The decision is difficult, but I do not hesitate to make it and I communicate it to the team, who receive it with disquiet and some anguish. We will not leave until we have the helmets, and we will ask for a time bonus for the mistake. Every 20 minutes we walk around headquarters, while Mindy comforts us. We go back to breakfast, keep resting and wait. I cannot sleep, I think it is another irreparable waste of time and it will bring consequences later as it always does. Suddenly, Mindy comes to me and says: "Ruben, you can continue and the solution will be found in Vuwa Falls". So we go straight into the jungle and I imagine that the security staff will lend us their own helmets or some spare ones they have there.
A Special Delivery
It is not at all easy to find a path that runs alongside the river. The jungle is close and the riverbed is occupied by large stones, smooth round, slippery, pointed and sharp. Progress is slow as attempts to get out and walk along animal trails that run in our direction are frustrated time and time again. In this sector of the race no guides or porters are allowed, however, we came across a couple of enthusiastic young people who assure us that they have just accompanied a team and are returning to the village.
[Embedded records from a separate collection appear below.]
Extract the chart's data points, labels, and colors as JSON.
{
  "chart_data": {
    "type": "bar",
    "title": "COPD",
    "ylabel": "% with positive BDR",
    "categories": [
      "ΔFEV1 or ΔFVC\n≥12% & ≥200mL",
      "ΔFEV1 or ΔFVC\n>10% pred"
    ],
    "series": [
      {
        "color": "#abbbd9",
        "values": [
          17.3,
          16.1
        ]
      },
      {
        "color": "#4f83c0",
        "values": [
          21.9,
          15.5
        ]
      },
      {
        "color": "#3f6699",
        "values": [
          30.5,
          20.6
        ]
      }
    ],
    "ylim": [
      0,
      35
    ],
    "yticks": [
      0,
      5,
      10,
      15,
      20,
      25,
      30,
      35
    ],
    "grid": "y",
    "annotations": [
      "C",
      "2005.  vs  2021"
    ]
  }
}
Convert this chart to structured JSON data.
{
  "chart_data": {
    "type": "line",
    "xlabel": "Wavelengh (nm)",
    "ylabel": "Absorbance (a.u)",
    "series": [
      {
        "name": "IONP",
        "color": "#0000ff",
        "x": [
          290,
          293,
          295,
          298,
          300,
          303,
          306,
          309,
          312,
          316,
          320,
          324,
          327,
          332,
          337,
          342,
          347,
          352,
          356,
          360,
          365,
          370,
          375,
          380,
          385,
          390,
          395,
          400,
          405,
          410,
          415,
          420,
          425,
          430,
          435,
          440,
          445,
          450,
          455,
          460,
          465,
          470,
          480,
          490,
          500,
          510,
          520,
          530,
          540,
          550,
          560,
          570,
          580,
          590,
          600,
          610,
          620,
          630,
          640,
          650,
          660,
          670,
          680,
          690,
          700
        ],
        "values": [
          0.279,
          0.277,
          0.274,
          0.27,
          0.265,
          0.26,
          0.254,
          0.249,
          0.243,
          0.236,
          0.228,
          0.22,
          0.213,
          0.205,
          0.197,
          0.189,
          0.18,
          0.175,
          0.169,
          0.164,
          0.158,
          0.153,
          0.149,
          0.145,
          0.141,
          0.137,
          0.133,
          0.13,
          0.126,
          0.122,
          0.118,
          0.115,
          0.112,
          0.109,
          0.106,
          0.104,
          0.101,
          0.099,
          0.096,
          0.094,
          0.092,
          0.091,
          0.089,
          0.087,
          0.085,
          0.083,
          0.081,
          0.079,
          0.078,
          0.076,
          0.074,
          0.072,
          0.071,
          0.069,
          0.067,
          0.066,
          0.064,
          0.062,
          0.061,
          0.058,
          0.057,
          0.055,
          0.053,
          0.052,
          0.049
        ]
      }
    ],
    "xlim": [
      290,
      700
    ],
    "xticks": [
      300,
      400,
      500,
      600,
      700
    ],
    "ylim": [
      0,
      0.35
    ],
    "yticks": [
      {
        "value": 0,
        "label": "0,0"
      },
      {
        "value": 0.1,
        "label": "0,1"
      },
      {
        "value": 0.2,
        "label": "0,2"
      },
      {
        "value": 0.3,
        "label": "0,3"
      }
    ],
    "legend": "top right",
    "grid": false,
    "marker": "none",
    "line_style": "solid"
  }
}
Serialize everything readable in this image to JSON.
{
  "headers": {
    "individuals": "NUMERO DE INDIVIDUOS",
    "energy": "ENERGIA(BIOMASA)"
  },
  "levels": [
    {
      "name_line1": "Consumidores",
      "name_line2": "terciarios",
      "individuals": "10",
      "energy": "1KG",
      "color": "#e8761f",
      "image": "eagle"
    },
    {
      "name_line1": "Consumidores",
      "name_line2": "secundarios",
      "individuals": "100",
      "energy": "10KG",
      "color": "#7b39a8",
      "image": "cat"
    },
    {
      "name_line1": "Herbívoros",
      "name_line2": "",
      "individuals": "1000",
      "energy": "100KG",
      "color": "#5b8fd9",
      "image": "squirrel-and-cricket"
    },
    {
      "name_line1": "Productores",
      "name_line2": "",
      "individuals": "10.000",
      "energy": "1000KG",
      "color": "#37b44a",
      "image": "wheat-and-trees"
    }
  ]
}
We hesitate, and tell them to continue, but we gladly accept good advice from them as they point out an apparently better path. We say goodbye and follow it. Sometimes it gets lost and we return to the rocky course, but little by little we adapt and are able to reach the confluence with another river, where we must be careful not to continue on the wrong course, because they are parallel.
We unravel the problem but Federica is suffering a little with her knee. Among some high stones, we were surprised by the PC we were looking for. Its manager was not there so we continued walking along the river until we saw her perched on a stone, watching us carefully as we progressed. She tells us to continue and from that spot, there are markers that the organization has arranged, because in the surroundings of the giant cascade, the forest is impenetrable.
We advanced and when we turned in front of a big rock we were dazzled. Before us rises an immense, almost vertical wall, more than 300 meters high, with a gorge through which a large volume of water falls eternally, forming a perfect rainbow. The image is so striking that we are left breathless. A helicopter flies over the area, so there is probably a team on the way up.
We climb up the stones that will take us to a high, flat stall, from where we will go to the checkpoint under the waterfall. When we are only about 50 meters away, the helicopter descends, directly to the stone plain, with its characteristic swaying that causes a strong wind that hits us in the face.
It settles down for a second and immediately ascends again, as if the pilot regretted the manoeuvre. But it has left something that we see with disbelief, satisfaction, and a sense of huge relief. The four helmets appear there, as if by magic. In an admirable logistical display, the organization has corrected its mistake and brought us our own helmets. We can continue!